La questione di quanto fosse facile accedere ai file protetti assume connotati quasi comici: nel libro “Wikileaks: Inside Julian Assange’s War On Secrecy” (“Wikileaks: dentro la guerra di Julian Assange contro la segretezza”), scritto dal capo dell’investigativo del Guardian, David Leigh e da Luke Harding, si racconta del momento in cui Assange decide di passare a Leigh il file, scrivendo la password su un pezzo di carta. Ora la cosa davvero inspiegabile è che nel libro questa password viene citata in modo esplicito. Addirittura, come fa notare l’esperto di comunicazione Nigel Parry nel suo blog, il titolo del capitolo 11 del volume è - esattamente - la password che apre le porte della stanza del tesoro.

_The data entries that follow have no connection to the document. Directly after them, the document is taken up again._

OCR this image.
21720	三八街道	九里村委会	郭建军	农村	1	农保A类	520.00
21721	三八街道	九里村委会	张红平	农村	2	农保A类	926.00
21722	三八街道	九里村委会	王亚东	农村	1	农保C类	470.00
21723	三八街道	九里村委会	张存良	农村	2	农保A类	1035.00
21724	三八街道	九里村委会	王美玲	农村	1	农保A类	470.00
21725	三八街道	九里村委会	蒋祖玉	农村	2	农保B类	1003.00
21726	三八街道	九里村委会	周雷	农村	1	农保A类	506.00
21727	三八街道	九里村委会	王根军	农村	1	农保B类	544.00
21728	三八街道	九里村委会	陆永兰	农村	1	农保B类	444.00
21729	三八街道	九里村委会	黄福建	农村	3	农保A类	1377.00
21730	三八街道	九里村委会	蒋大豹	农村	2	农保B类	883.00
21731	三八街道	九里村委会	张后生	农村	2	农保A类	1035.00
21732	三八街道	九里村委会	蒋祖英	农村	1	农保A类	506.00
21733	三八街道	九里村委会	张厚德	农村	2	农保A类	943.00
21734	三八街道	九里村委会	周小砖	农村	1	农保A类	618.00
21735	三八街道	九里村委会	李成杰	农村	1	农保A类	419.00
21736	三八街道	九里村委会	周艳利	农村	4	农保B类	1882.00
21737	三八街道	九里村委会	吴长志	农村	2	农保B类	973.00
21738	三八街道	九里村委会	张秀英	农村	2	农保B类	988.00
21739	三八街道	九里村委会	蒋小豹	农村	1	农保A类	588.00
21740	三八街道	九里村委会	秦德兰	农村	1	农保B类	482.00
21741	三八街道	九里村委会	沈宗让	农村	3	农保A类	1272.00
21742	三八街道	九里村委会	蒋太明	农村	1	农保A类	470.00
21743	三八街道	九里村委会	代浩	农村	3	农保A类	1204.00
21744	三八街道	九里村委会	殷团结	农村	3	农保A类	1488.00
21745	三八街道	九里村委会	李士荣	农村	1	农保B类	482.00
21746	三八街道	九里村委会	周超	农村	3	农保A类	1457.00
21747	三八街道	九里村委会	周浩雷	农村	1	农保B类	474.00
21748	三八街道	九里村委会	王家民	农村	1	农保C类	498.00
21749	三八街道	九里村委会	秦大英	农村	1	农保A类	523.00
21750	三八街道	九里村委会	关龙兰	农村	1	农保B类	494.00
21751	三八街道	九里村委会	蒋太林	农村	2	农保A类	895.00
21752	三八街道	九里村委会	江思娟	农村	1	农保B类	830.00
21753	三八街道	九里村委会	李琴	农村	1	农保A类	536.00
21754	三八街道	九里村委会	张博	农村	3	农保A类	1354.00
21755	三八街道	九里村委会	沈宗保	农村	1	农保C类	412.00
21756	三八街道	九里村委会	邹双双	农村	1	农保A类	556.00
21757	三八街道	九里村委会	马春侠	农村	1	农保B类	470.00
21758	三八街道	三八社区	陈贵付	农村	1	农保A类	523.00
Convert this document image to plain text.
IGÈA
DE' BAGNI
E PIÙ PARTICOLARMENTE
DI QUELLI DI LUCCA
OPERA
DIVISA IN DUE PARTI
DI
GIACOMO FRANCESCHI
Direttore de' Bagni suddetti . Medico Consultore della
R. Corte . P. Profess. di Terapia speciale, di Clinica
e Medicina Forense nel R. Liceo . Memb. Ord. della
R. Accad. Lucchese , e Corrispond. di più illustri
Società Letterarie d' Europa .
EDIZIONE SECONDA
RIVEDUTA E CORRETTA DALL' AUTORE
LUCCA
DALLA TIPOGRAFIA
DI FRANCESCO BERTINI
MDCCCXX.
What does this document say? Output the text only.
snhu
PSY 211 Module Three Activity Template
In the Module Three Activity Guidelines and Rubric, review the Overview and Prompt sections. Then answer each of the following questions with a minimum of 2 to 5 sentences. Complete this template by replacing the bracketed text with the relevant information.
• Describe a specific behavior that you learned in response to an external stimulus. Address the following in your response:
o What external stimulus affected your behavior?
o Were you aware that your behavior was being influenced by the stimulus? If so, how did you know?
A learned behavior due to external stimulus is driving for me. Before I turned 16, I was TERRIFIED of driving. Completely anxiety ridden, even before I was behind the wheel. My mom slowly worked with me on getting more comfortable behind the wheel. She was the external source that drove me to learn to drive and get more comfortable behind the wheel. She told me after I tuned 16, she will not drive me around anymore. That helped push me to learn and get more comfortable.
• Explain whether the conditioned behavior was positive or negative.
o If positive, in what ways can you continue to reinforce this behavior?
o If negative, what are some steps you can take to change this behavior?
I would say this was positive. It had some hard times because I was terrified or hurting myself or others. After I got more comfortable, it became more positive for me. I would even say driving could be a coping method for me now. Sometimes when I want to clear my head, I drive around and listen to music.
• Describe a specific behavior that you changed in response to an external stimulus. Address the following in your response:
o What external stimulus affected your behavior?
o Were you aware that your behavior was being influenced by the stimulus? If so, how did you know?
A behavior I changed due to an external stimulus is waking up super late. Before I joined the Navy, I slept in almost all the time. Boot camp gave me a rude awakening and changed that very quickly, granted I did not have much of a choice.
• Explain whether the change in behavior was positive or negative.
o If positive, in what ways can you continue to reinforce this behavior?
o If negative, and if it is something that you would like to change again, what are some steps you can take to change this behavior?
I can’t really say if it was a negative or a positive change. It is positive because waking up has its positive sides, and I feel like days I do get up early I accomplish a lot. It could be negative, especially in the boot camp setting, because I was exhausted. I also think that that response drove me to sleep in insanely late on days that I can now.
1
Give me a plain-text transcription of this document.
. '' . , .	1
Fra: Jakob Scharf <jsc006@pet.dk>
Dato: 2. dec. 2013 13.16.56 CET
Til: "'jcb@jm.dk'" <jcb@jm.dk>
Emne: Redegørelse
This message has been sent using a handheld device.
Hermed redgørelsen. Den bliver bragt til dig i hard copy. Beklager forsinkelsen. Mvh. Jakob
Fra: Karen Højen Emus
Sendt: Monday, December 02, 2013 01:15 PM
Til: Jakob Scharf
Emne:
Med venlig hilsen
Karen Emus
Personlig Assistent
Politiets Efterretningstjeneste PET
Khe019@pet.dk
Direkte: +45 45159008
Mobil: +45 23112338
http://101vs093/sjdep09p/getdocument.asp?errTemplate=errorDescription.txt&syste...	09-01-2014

L’ultimo capitolo della vicenda Wikileaks lascia molti interrogativi aperti. Innanzitutto, sembra davvero impossibile che due hacker che si presumono esperti come Assange e Domscheit-Berg, si siano comportati in modo tanto superficiale. Inoltre c’è molto da dire sulla deontologia di un giornalista come Leigh che, senza alcuna ragione plausibile, pubblica per esteso l’”apriti sesamo” che dà accesso a una delle più grandi basi di dati d’informazioni riservate al mondo.

Una scelta che può maturare solo per crassa incompetenza condita con narcisismo, a meno che il suo intento fosse proprio quello di dare una dritta ai vari soggetti interessati per consentirgli di mettere le mani sulle informazioni riservate. Da questo punto di vista suona patetica la sua giustificazione, secondo cui l’intesa con Assange era che la password sarebbe stata modificata poco dopo e comunque prima della pubblicazione del libro.

L’ironia è che il giornalista britannico non ha mai mancato di criticare (legittimamente) Assange per la sua superficialità nella gestione delle conseguenze della sua ossessione alla “trasparenza” sulla vita delle persone che compaiono sulle fonti di Wikileaks. Ora si scopre che proprio la superficialità (o l’ignoranza o la malafede) di Leigh possono aver provocato a loro volta dei danni: grazie alla brillante iniziativa di pubblicare per esteso la password, infatti, i cablo decrittati possono essere arrivati a molte persone non sempre benintenzionate.

D’altro canto è bene ricordare, come giustamente fa il Guardian, che il libro su Assange con la password “in offerta” è stato pubblicato a febbraio e quindi non è chiara la ragione per la quale Assange si sia svegliato sette mesi dopo. Quel che è certo è che il caso Wikileaks mostra una realtà dove giusto e sbagliato, grandezze e vanità umane s’intrecciano tra loro in modo quasi inestricabile.